Database ERDs
Database ERDs (entity-relationship diagrams) represent the physical structure of databases. Using JDElite Flowchart Builder you can create, edit, or delete tables, columns, keys, indexes, relationships, and constraints. To visualize a database, you can create one or more diagrams illustrating some or all of the tables, columns, keys, and relationships in it.
ER diagrams contain two object types: entities and relationships. In physical databases the entities correspond to database tables. They are represented as diagram nodes displaying detailed table designs. Each row in a diagram node corresponds to a column in the database table. The relationships between entities are represented as diagram links between the relevant rows of the diagram nodes.
The ERD flowchart is saved as a file in JSON format. This file can be exported to a specific database script. Conversely, a database script can be imported to a JSON file as an internal diagram structure that can be visualized in the editor.
Create diagram nodes, add rows, populate each row, assign constraints and indexes, optionally designate cardinalities, all with the help of popup dialogs.
The structures of relational databases are determined by the relations between primary and foreign keys. A primary key is a column or a group of columns (composite primary key) that ensure unique row identification in a database table. A foreign key is a column or a group of columns that together with a primary key represent a reference between two database tables. The foreign key in one table has a reference to a primary key in another table. There could be multiple foreign keys from different tables referencing the same primary key.
Within database modeling, cardinality is the numerical relationship between columns in one database table and columns in another table. There are three basic types of cardinality relationships: one-to-one, one-to-many (many-to-one) and many-to-many. Here the cardinality is represented graphically as crow's foot symbols at the ends of the link connecting table nodes rows that contain the respective keys.
The picture above demonstrate a one-to-one relationship, as well as the way to assign the cardinalities.
When one instance of the first entity may be related to more than one instances of the other entity, it is one-to-many relationship. An example is when we keep an authors catalog and we need to show the relation between an author and her/his books.
In a different scenario, in a library, we need to establish the relations between the plurality of authors and the plurality of books. This is a case of many-to-many relation. However, simply relating an author to a book turns out to be not sufficient. Most of the authors have more than one book, and some book titles are repeatedly used by different authors. In this case the pair author-book is an entity by itself. In order to identify it uniquely we need to introduce the AUTHORS_BOOKS table. This table has two foreign keys: author_name and book_title. They will represent a composite primary key, meaning that together they identify uniquely any author-book entity. We substitute the many-to-many relation with the additional table and two one-to-many relations respectively.

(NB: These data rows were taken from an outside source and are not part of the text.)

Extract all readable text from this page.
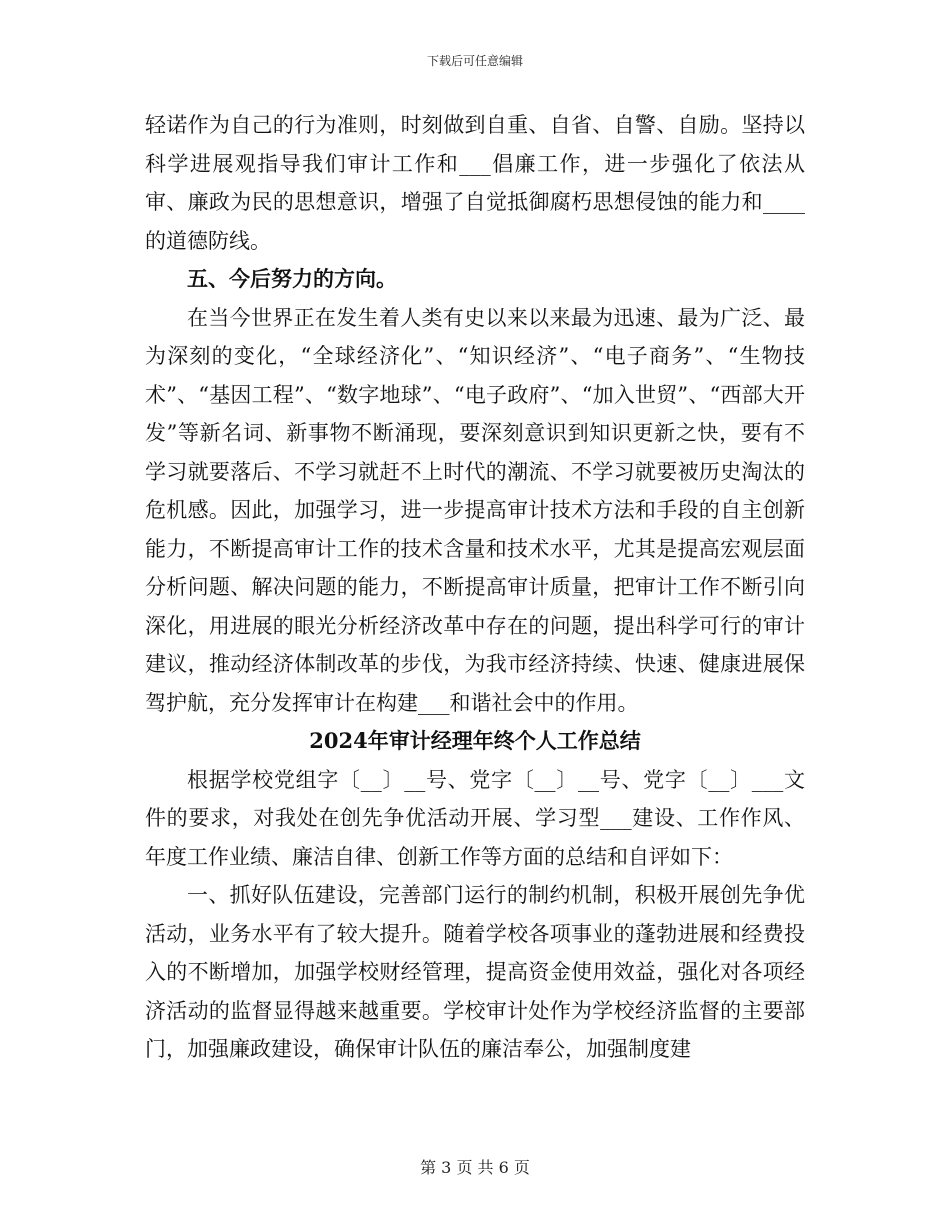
下载后可任意编辑

轻诺作为自己的行为准则，时刻做到自重、自省、自警、自励。坚持以科学进展观指导我们审计工作和___倡廉工作，进一步强化了依法从审、廉政为民的思想意识，增强了自觉抵御腐朽思想侵蚀的能力和____的道德防线。

五、今后努力的方向。

在当今世界正在发生着人类有史以来以来最为迅速、最为广泛、最为深刻的变化，“全球经济化”、“知识经济”、“电子商务”、“生物技术”、“基因工程”、“数字地球”、“电子政府”、“加入世贸”、“西部大开发”等新名词、新事物不断涌现，要深刻意识到知识更新之快，要有不学习就要落后、不学习就赶不上时代的潮流、不学习就要被历史淘汰的危机感。因此，加强学习，进一步提高审计技术方法和手段的自主创新能力，不断提高审计工作的技术含量和技术水平，尤其是提高宏观层面分析问题、解决问题的能力，不断提高审计质量，把审计工作不断引向深化，用进展的眼光分析经济改革中存在的问题，提出科学可行的审计建议，推动经济体制改革的步伐，为我市经济持续、快速、健康进展保驾护航，充分发挥审计在构建___和谐社会中的作用。

2024年审计经理年终个人工作总结

根据学校党组字〔__〕__号、党字〔__〕__号、党字〔__〕___文件的要求，对我处在创先争优活动开展、学习型___建设、工作作风、年度工作业绩、廉洁自律、创新工作等方面的总结和自评如下：

一、抓好队伍建设，完善部门运行的制约机制，积极开展创先争优活动，业务水平有了较大提升。随着学校各项事业的蓬勃进展和经费投入的不断增加，加强学校财经管理，提高资金使用效益，强化对各项经济活动的监督显得越来越重要。学校审计处作为学校经济监督的主要部门，加强廉政建设，确保审计队伍的廉洁奉公，加强制度建

第 3 页 共 6 页
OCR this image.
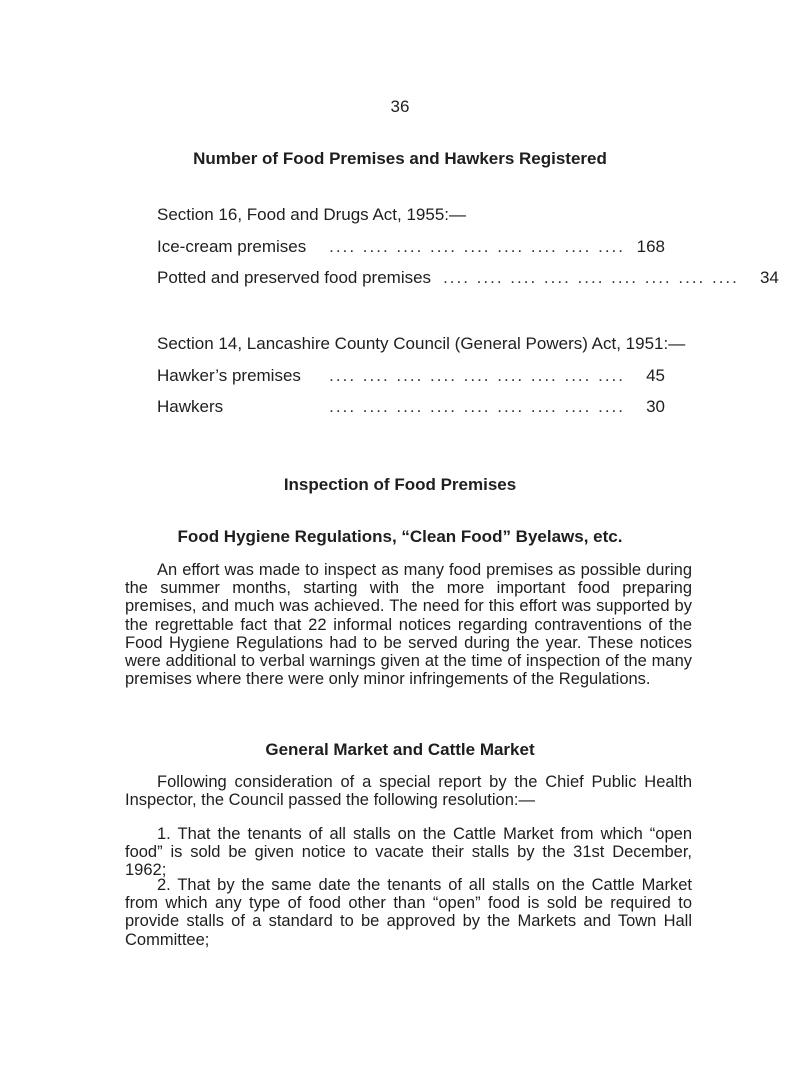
36
Number of Food Premises and Hawkers Registered
Section 16, Food and Drugs Act, 1955:—
Ice-cream premises	.... .... .... .... .... .... .... .... .... 168
Potted and preserved food premises .... .... .... .... .... .... .... .... ....	34
Section 14, Lancashire County Council (General Powers) Act, 1951:—
Hawker’s premises	.... .... .... .... .... .... .... .... ....	45
Hawkers	.... .... .... .... .... .... .... .... ....	30
Inspection of Food Premises
Food Hygiene Regulations, “Clean Food” Byelaws, etc.
An effort was made to inspect as many food premises as possible during the summer months, starting with the more important food preparing premises, and much was achieved. The need for this effort was supported by the regrettable fact that 22 informal notices regarding contraventions of the Food Hygiene Regulations had to be served during the year. These notices were additional to verbal warnings given at the time of inspection of the many premises where there were only minor infringements of the Regulations.
General Market and Cattle Market
Following consideration of a special report by the Chief Public Health Inspector, the Council passed the following resolution:—
1. That the tenants of all stalls on the Cattle Market from which “open food” is sold be given notice to vacate their stalls by the 31st December, 1962;
2. That by the same date the tenants of all stalls on the Cattle Market from which any type of food other than “open” food is sold be required to provide stalls of a standard to be approved by the Markets and Town Hall Committee;
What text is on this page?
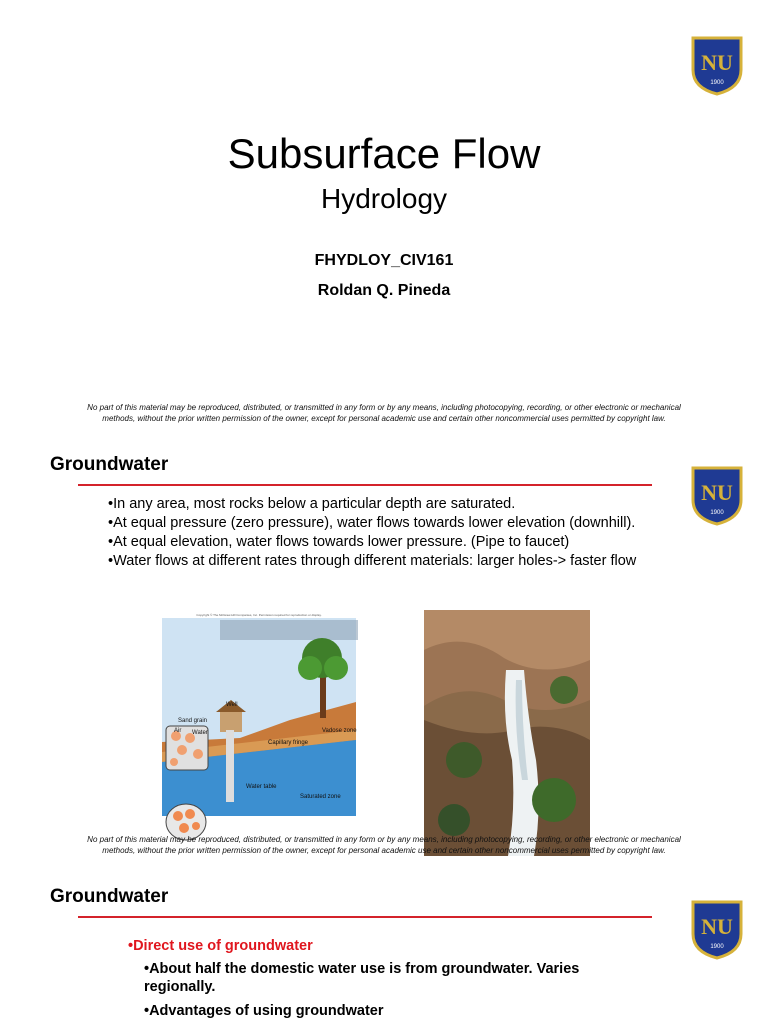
NU
1900
Subsurface Flow
Hydrology
FHYDLOY_CIV161
Roldan Q. Pineda
No part of this material may be reproduced, distributed, or transmitted in any form or by any means, including photocopying, recording, or other electronic or mechanical
methods, without the prior written permission of the owner, except for personal academic use and certain other noncommercial uses permitted by copyright law.
Groundwater
NU
1900
•In any area, most rocks below a particular depth are saturated.
•At equal pressure (zero pressure), water flows towards lower elevation (downhill).
•At equal elevation, water flows towards lower pressure. (Pipe to faucet)
•Water flows at different rates through different materials: larger holes-> faster flow
Copyright © The McGraw-Hill Companies, Inc. Permission required for reproduction or display.
Well
Sand grain
Air Water
Capillary fringe
Vadose zone
Water table
Saturated zone
No part of this material may be reproduced, distributed, or transmitted in any form or by any means, including photocopying, recording, or other electronic or mechanical
methods, without the prior written permission of the owner, except for personal academic use and certain other noncommercial uses permitted by copyright law.
Groundwater
NU
1900
•Direct use of groundwater
•About half the domestic water use is from groundwater. Varies regionally.
•Advantages of using groundwater
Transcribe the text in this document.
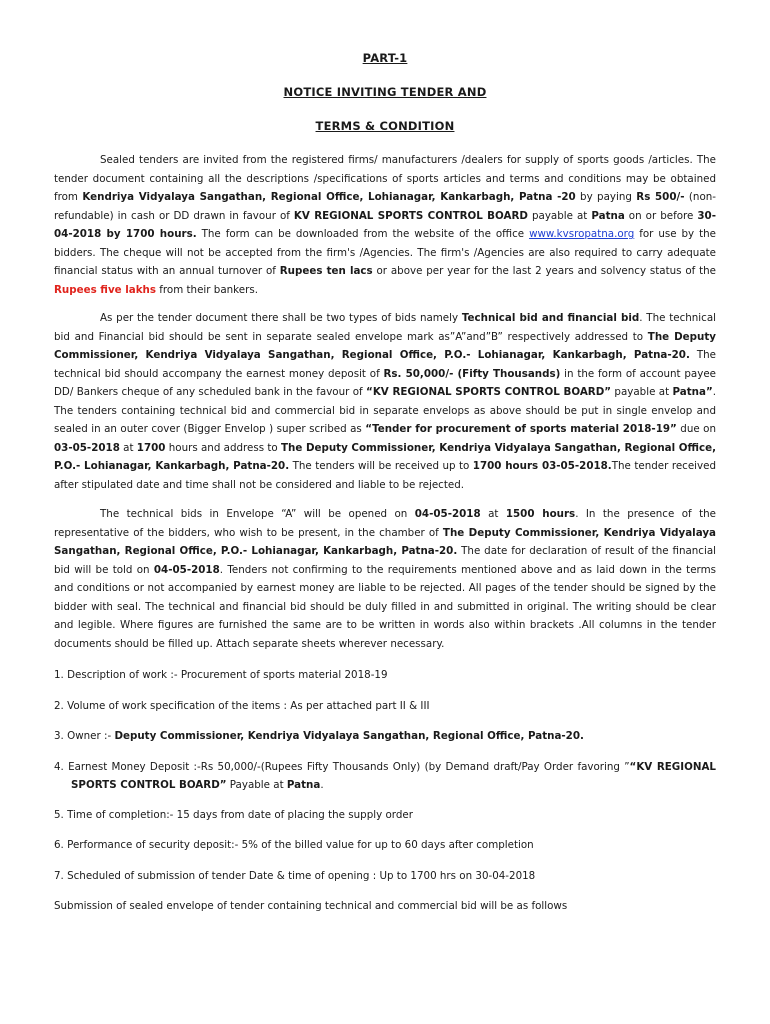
PART-1
NOTICE INVITING TENDER AND
TERMS & CONDITION

Sealed tenders are invited from the registered firms/ manufacturers /dealers for supply of sports goods /articles. The tender document containing all the descriptions /specifications of sports articles and terms and conditions may be obtained from Kendriya Vidyalaya Sangathan, Regional Office, Lohianagar, Kankarbagh, Patna -20 by paying Rs 500/- (non-refundable) in cash or DD drawn in favour of KV REGIONAL SPORTS CONTROL BOARD payable at Patna on or before 30-04-2018 by 1700 hours. The form can be downloaded from the website of the office www.kvsropatna.org for use by the bidders. The cheque will not be accepted from the firm's /Agencies. The firm's /Agencies are also required to carry adequate financial status with an annual turnover of Rupees ten lacs or above per year for the last 2 years and solvency status of the Rupees five lakhs from their bankers.

As per the tender document there shall be two types of bids namely Technical bid and financial bid. The technical bid and Financial bid should be sent in separate sealed envelope mark as”A”and”B” respectively addressed to The Deputy Commissioner, Kendriya Vidyalaya Sangathan, Regional Office, P.O.- Lohianagar, Kankarbagh, Patna-20. The technical bid should accompany the earnest money deposit of Rs. 50,000/- (Fifty Thousands) in the form of account payee DD/ Bankers cheque of any scheduled bank in the favour of “KV REGIONAL SPORTS CONTROL BOARD” payable at Patna”. The tenders containing technical bid and commercial bid in separate envelops as above should be put in single envelop and sealed in an outer cover (Bigger Envelop ) super scribed as “Tender for procurement of sports material 2018-19” due on 03-05-2018 at 1700 hours and address to The Deputy Commissioner, Kendriya Vidyalaya Sangathan, Regional Office, P.O.- Lohianagar, Kankarbagh, Patna-20. The tenders will be received up to 1700 hours 03-05-2018.The tender received after stipulated date and time shall not be considered and liable to be rejected.

The technical bids in Envelope “A” will be opened on 04-05-2018 at 1500 hours. In the presence of the representative of the bidders, who wish to be present, in the chamber of The Deputy Commissioner, Kendriya Vidyalaya Sangathan, Regional Office, P.O.- Lohianagar, Kankarbagh, Patna-20. The date for declaration of result of the financial bid will be told on 04-05-2018. Tenders not confirming to the requirements mentioned above and as laid down in the terms and conditions or not accompanied by earnest money are liable to be rejected. All pages of the tender should be signed by the bidder with seal. The technical and financial bid should be duly filled in and submitted in original. The writing should be clear and legible. Where figures are furnished the same are to be written in words also within brackets .All columns in the tender documents should be filled up. Attach separate sheets wherever necessary.

1. Description of work :- Procurement of sports material 2018-19

2. Volume of work specification of the items : As per attached part II & III

3. Owner :- Deputy Commissioner, Kendriya Vidyalaya Sangathan, Regional Office, Patna-20.

4. Earnest Money Deposit :-Rs 50,000/-(Rupees Fifty Thousands Only) (by Demand draft/Pay Order favoring ”“KV REGIONAL SPORTS CONTROL BOARD” Payable at Patna.

5. Time of completion:- 15 days from date of placing the supply order

6. Performance of security deposit:- 5% of the billed value for up to 60 days after completion

7. Scheduled of submission of tender Date & time of opening : Up to 1700 hrs on 30-04-2018

Submission of sealed envelope of tender containing technical and commercial bid will be as follows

Database constraints are used to specify rules for data in a table. They can be column-level or table-level and can refer to a single column or multiple columns. Constraints are used to limit the type of data that can be contained in a table. This ensures the accuracy and reliability of the data in the table. If there is any violation between a constraint and the action on data, the action is aborted.Double-click the table node row that corresponds to a database column to bring the popup editor.
To assign a REFERENCES constraint, double-click a table node row that represents a foreign key. Using the dropdowns, select an existing table and the column name from that table representing the primary key of that table. When you confirm these selections, a graphical link is created automatically in the diagram.
Database indexes are internal data structures that help improve the speed of data retrieval from a database table. To create an index, double-click the table node title bar.
Set an index to be UNIQUE by selecting the appropriate checkbox. Unique indexes are indexes that help maintain data integrity by ensuring that no rows in a table have identical key values.
Logical ERDs
Logical ERDs (entity-relationship diagrams) are the conceptual or logical models of business objects as components of systems. They are a convenient tool for business analysts or database designers, and are useful at preliminary design stages for physical databases, presumably following a whiteboard design. A conceptual or logical model identifies the business objects as building blocks. It defines the entities and their attributes, as well as the relationships between them.
A logical ERD consists of three basic node types: entity, relationship and attribute, their derived types, and the connecting links. Attribute nodes are entity properties and in physical databases they correspond to table columns.
As in database modeling, the cardinality specifies the number of occurrences of one entity associated with the number of occurrences of another entity. The association is assigned by using a relationship node, within which a label could be added to describe the semantics of the relation.
As in database modeling, the cardinality specifies the number of occurrences of one entity associated with the number of occurrences of another entity. The association is assigned by using a relationship node, within which a label could be added to describe the semantics of the relation.
The logical models are closely related to the database models. The logical entities are the basis for physical database entities. Because of that, it is important to go through the process of logical modeling in-depth. JDElite's comprehensive editing features assure flexibility for quick logical diagram redesign, as well as clarity of presentation. This makes it possible to explore many different scenarios for even very large models in an amazingly short time.